January 29, 2000
Brazilian government fires legendary Indian expert

                  RIO DE JANEIRO, Brazil (AP) -- The government's Indian Affairs Bureau
                  has fired its founder and most distinguished Indian expert, Orlando Villas
                  Boas, to save his salary of 730 dollars a month, the man said Saturday.

                  Villas Boas, 86, said he was notified of his dismissal by fax. The explanation
                  from the bureau, known as Funai, was that he wasn't entitled to a salary
                  since he was awarded a special pension last year, also of 730 dollars a
                  month, or 1,315 reals.

                  "I never made much money, and a thousand more or less won't make much
                  difference. It's the way I was fired," Villas Boas said by telephone from his
                  home in Sao Paulo.

                  "I and my brothers created Funai. I chose the name. After 40, 50 years,
                  Funai decides I'm not worth anything," he said. "I guess we're just like the
                  Indians -- unprotected by the state."
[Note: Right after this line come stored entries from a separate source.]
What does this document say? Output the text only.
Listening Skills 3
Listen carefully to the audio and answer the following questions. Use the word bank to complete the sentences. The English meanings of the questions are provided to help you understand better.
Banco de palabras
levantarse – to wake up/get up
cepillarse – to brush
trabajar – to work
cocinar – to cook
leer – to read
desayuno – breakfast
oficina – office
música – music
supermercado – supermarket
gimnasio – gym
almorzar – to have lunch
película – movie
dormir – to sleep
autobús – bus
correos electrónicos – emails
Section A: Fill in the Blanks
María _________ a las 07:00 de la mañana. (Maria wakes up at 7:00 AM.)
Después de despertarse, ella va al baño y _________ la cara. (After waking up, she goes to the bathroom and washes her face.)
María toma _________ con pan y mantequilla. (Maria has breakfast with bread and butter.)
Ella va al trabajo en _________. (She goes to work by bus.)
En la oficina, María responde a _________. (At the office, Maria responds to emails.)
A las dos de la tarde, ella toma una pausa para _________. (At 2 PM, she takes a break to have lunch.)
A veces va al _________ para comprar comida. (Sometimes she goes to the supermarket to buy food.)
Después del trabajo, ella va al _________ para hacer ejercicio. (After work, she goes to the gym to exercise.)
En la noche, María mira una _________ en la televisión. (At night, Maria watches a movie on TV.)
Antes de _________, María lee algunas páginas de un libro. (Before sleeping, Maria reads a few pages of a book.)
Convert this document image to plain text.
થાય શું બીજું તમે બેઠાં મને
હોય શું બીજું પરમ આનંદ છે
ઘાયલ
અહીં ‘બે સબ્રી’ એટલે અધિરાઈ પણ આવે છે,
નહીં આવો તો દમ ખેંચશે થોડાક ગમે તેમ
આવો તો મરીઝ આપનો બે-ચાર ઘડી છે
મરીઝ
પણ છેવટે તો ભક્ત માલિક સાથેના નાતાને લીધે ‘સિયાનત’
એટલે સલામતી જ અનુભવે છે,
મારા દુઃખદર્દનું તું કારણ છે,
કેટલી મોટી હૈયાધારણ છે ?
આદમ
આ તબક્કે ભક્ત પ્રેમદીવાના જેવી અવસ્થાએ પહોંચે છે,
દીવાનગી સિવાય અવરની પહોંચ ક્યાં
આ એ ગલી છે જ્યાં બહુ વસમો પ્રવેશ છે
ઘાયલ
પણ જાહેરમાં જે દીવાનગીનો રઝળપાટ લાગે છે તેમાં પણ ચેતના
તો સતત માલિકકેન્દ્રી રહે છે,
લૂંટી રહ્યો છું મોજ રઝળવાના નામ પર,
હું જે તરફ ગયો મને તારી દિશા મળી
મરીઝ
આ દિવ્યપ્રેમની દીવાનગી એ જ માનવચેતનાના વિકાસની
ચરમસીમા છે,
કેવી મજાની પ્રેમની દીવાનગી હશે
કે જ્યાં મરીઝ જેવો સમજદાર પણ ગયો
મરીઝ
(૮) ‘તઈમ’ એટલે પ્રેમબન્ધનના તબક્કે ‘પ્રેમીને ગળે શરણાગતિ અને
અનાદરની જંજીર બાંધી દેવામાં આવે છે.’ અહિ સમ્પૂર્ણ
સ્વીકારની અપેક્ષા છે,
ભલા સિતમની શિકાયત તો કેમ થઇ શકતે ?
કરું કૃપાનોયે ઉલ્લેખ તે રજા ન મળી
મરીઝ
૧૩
                  No one was available at Funai on Saturday to comment. Bureau President
                  Frederico Mares de Souza Filho, who signed the fax, reportedly was visiting
                  tribes in the Amazon region.
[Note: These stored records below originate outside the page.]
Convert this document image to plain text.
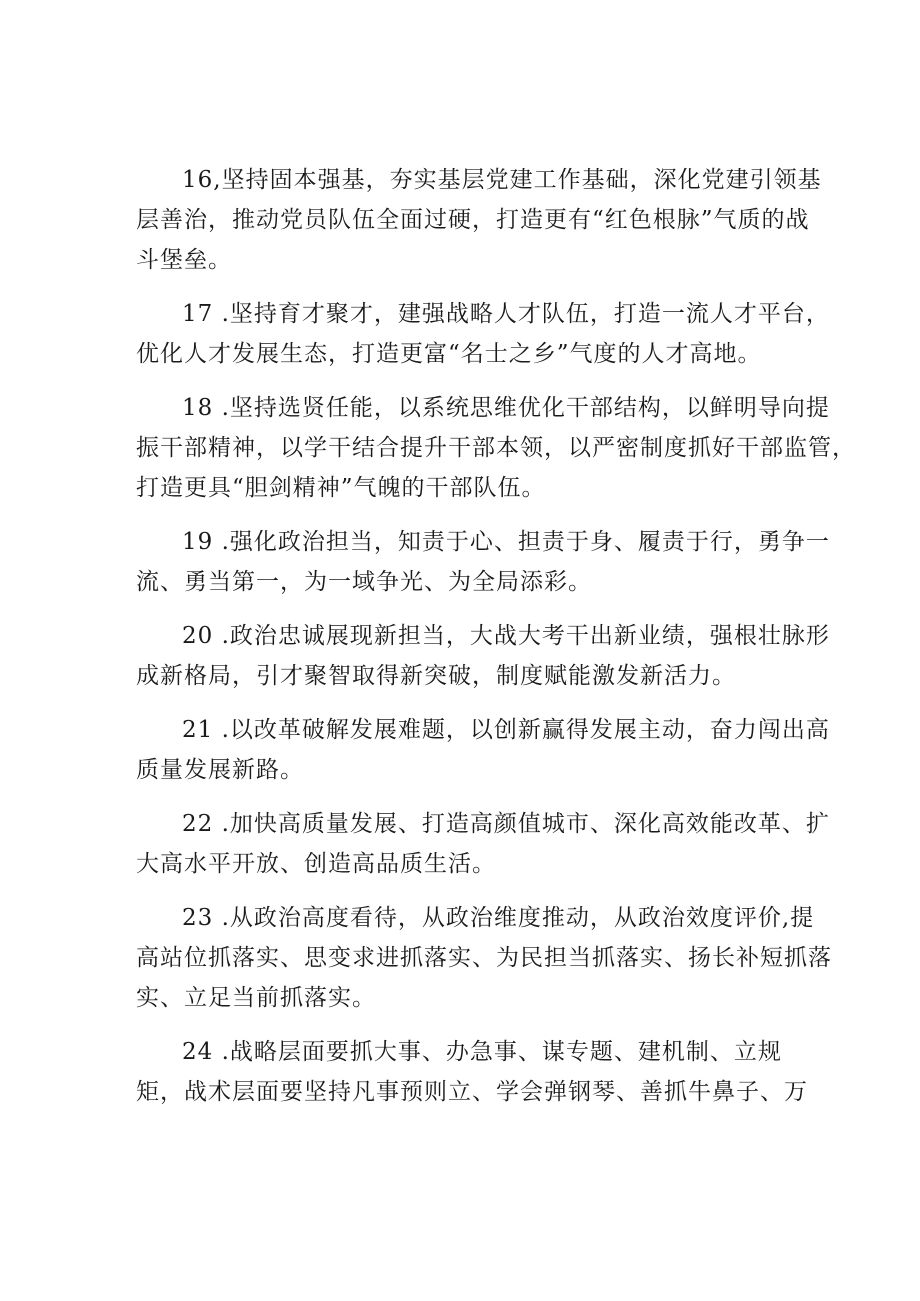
16,坚持固本强基，夯实基层党建工作基础，深化党建引领基
层善治，推动党员队伍全面过硬，打造更有“红色根脉”气质的战
斗堡垒。

17 .坚持育才聚才，建强战略人才队伍，打造一流人才平台，
优化人才发展生态，打造更富“名士之乡”气度的人才高地。

18 .坚持选贤任能，以系统思维优化干部结构，以鲜明导向提
振干部精神，以学干结合提升干部本领，以严密制度抓好干部监管，
打造更具“胆剑精神”气魄的干部队伍。

19 .强化政治担当，知责于心、担责于身、履责于行，勇争一
流、勇当第一，为一域争光、为全局添彩。

20 .政治忠诚展现新担当，大战大考干出新业绩，强根壮脉形
成新格局，引才聚智取得新突破，制度赋能激发新活力。

21 .以改革破解发展难题，以创新赢得发展主动，奋力闯出高
质量发展新路。

22 .加快高质量发展、打造高颜值城市、深化高效能改革、扩
大高水平开放、创造高品质生活。

23 .从政治高度看待，从政治维度推动，从政治效度评价,提
高站位抓落实、思变求进抓落实、为民担当抓落实、扬长补短抓落
实、立足当前抓落实。

24 .战略层面要抓大事、办急事、谋专题、建机制、立规
矩，战术层面要坚持凡事预则立、学会弹钢琴、善抓牛鼻子、万
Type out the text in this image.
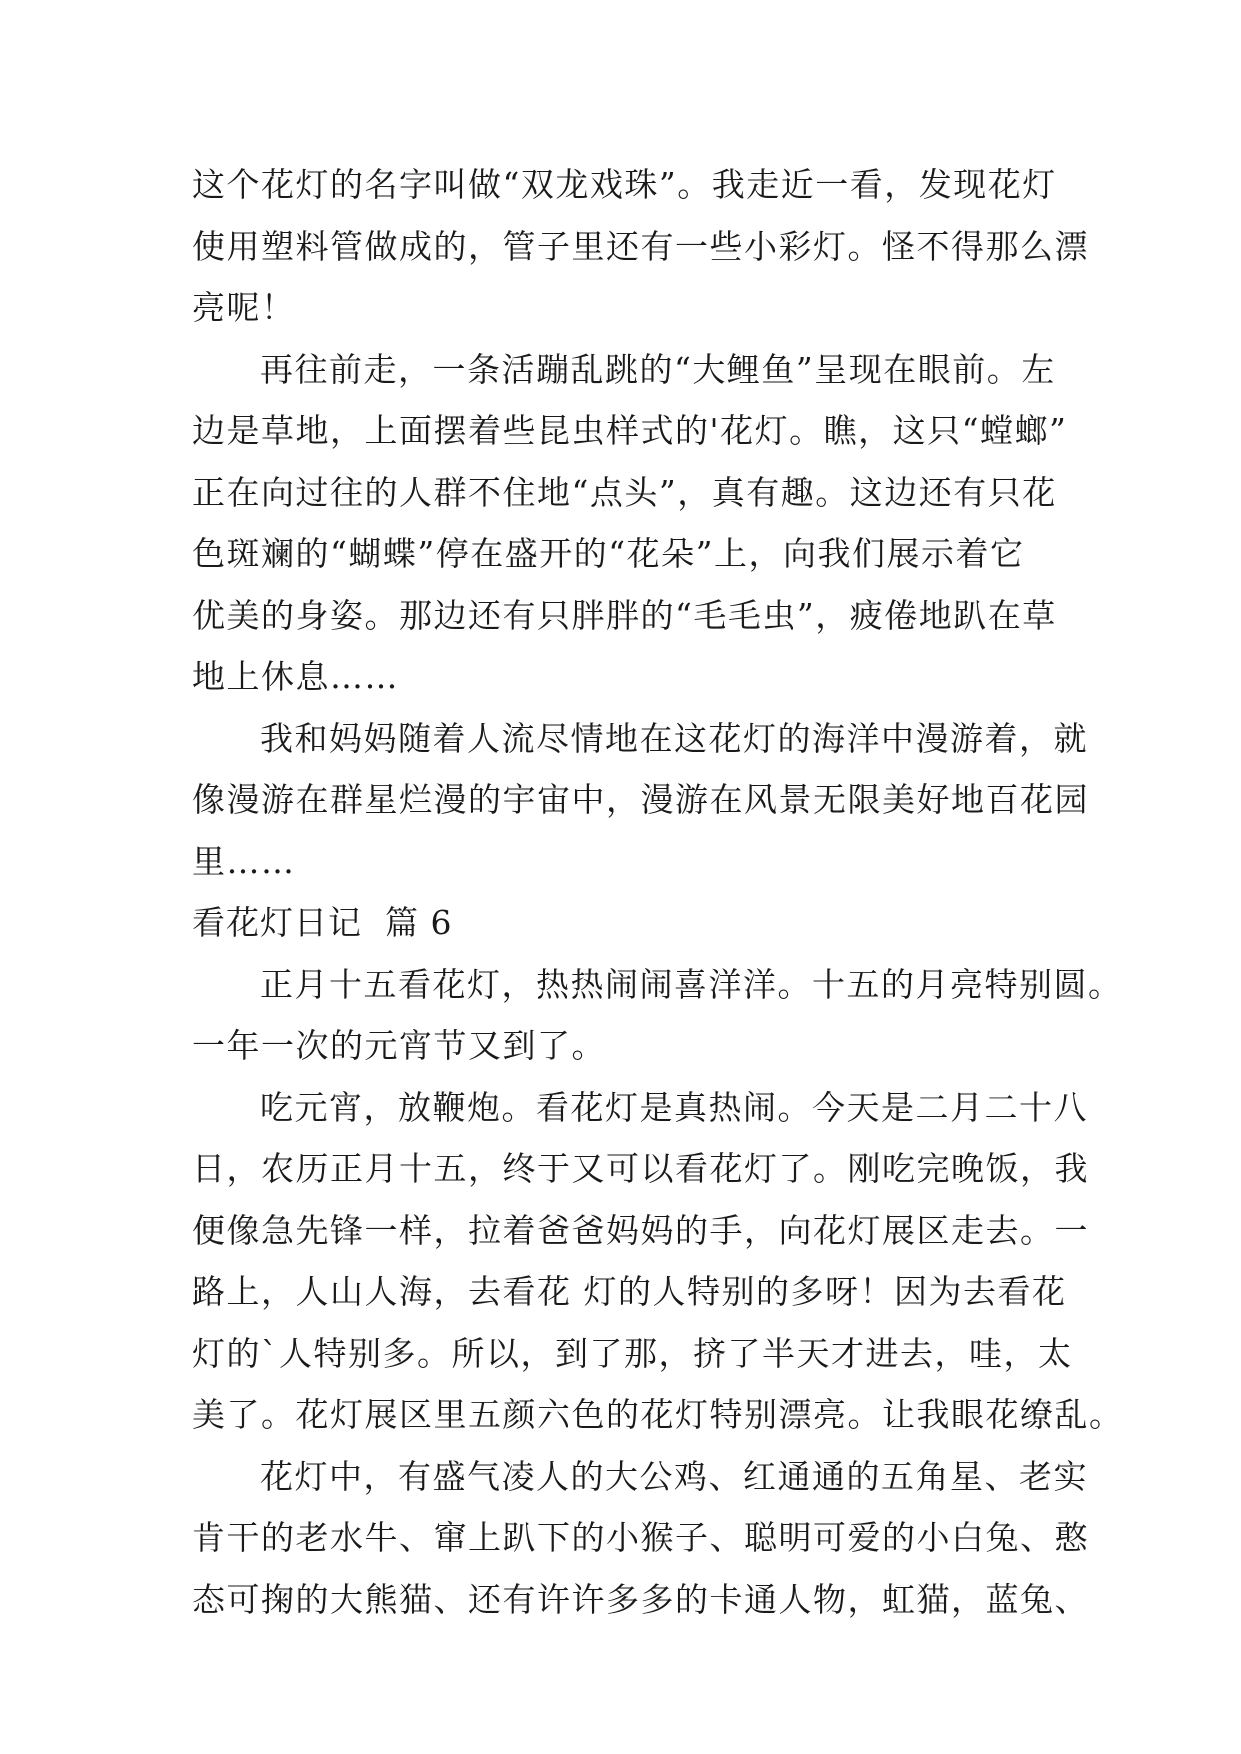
这个花灯的名字叫做“双龙戏珠”。我走近一看，发现花灯
使用塑料管做成的，管子里还有一些小彩灯。怪不得那么漂
亮呢！
再往前走，一条活蹦乱跳的“大鲤鱼”呈现在眼前。左
边是草地，上面摆着些昆虫样式的'花灯。瞧，这只“螳螂”
正在向过往的人群不住地“点头”，真有趣。这边还有只花
色斑斓的“蝴蝶”停在盛开的“花朵”上，向我们展示着它
优美的身姿。那边还有只胖胖的“毛毛虫”，疲倦地趴在草
地上休息……
我和妈妈随着人流尽情地在这花灯的海洋中漫游着，就
像漫游在群星烂漫的宇宙中，漫游在风景无限美好地百花园
里……
看花灯日记  篇 6
正月十五看花灯，热热闹闹喜洋洋。十五的月亮特别圆。
一年一次的元宵节又到了。
吃元宵，放鞭炮。看花灯是真热闹。今天是二月二十八
日，农历正月十五，终于又可以看花灯了。刚吃完晚饭，我
便像急先锋一样，拉着爸爸妈妈的手，向花灯展区走去。一
路上，人山人海，去看花 灯的人特别的多呀！因为去看花
灯的`人特别多。所以，到了那，挤了半天才进去，哇，太
美了。花灯展区里五颜六色的花灯特别漂亮。让我眼花缭乱。
花灯中，有盛气凌人的大公鸡、红通通的五角星、老实
肯干的老水牛、窜上趴下的小猴子、聪明可爱的小白兔、憨
态可掬的大熊猫、还有许许多多的卡通人物，虹猫，蓝兔、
                  Orlando, Claudio, Alvaro and Leonardo Villas Boas were pioneers in
                  Brazil's Amazon, pushing into the uncharted jungle in the 1940s to make
                  contact with tribes that had never seen Westerners. They witnessed the harm
                  that roads and airstrips caused to Indians and became outspoken defenders
                  of Indian rights.

                  Orlando and Claudio, the most famous of the four, eventually moved in with
                  Indians and stayed for 32 years. In 1961, they persuaded the government to
                  create its first, and probably most successful, reservation -- Xingu National

                  Seventeen Indian nations were transferred from ancestral lands to the 5.6
                  million-acre park in northern Mato Grosso state, 870 miles (1,400
                  kilometers) northwest of Rio de Janeiro. Today, more than 3,000 Indians
                  live there in relative isolation from white culture.

                  Orlando, the last surviving brother, urged the Indians to resist intrusion by
                  any means necessary. He is revered by tribal leaders, and in 1998 was
                  honored in Xingu at a Kuarup, a scared ritual for the dead, in tribute to his
                  deceased brothers.